MAPGI: Accurate identification of anatomical landmarks and diseased tissue in gastrointestinal tract using deep learning

Abstract

Automatic detection of anatomical landmarks and diseases in medical images is a challenging task which could greatly aid medical diagnosis and reduce the cost and time of investigational procedures. Also, two particular challenges of digital image processing in medical applications are the sparsity of annotated medical images and the lack of uniformity across images and image classes. This paper presents methodologies for maximizing classification accuracy on a small medical image dataset, the Kvasir dataset, by performing robust image preprocessing and applying state-of-the-art deep learning. Images are classified as being or involving an anatomical landmark (pylorus, z-line, cecum), a diseased state (esophagitis, ulcerative colitis, polyps), or a medical procedure (dyed lifted polyps, dyed resection margins). A framework for modular and automatic preprocessing of gastrointestinal tract images (MAPGI) is proposed, which applies edge removal, contrast enhancement, filtering, color mapping and scaling to each image in the dataset.

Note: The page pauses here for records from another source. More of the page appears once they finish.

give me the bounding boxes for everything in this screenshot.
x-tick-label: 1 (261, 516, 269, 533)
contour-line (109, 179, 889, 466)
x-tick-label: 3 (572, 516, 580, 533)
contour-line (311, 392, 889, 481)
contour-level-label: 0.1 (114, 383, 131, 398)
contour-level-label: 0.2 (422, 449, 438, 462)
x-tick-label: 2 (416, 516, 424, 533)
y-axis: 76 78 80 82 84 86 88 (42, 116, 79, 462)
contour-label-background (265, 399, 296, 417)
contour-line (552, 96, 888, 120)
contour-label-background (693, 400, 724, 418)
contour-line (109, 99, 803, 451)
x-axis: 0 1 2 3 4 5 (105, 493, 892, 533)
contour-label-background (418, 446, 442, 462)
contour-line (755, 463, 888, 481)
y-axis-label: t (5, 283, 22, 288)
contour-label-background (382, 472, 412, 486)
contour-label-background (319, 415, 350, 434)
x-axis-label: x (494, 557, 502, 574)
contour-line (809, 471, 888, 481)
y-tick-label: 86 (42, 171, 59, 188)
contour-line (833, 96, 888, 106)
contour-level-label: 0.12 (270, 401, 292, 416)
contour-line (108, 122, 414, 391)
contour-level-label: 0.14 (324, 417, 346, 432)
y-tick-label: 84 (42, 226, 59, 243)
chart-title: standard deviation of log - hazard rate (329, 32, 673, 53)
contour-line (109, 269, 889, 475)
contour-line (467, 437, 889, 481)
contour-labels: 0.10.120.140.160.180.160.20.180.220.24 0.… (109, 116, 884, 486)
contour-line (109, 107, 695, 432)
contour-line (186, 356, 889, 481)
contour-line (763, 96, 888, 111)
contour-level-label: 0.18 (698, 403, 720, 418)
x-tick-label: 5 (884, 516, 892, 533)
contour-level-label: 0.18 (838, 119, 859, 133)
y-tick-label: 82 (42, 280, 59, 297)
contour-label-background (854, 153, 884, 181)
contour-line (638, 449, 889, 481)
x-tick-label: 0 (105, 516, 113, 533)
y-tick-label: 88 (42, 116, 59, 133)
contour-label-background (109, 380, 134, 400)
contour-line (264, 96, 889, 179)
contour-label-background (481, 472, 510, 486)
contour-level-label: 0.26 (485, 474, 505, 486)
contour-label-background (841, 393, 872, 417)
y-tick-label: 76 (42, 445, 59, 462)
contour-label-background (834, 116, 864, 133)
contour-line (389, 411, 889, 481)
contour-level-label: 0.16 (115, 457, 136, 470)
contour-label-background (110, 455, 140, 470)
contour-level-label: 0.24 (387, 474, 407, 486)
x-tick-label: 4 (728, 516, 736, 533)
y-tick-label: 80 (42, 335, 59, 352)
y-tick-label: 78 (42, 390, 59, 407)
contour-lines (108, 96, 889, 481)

Gamma correction values are automatically calculated for individual images such that the mean pixel value for each image is normalized to 90 ± 1 in a 0–255 pixel value range. Three state-of-the-art neural networks architectures, Inception-ResNet-v2, Inception-v4, and NASNet, are trained on the Kvasir dataset, and their classification performance is juxtaposed on validation data. In each case, 85% of the images from the Kvasir dataset are used for training, while the other 15% are reserved for validation. The resulting accuracies achieved using Inception-v4, Inception-ResNet-v2, and NASNet were 0.9845, 0.9848, and 0.9735, respectively. In addition, Inception-v4 achieved an average of 0.938 precision, 0.939 recall, 0.991 specificity, 0.938 F1 score, and 0.929 Matthews correlation coefficient (MCC). Bootstrapping provided NASNet, the worst performing model, a lower bound of 0.9723 accuracy on the 95% confidence interval.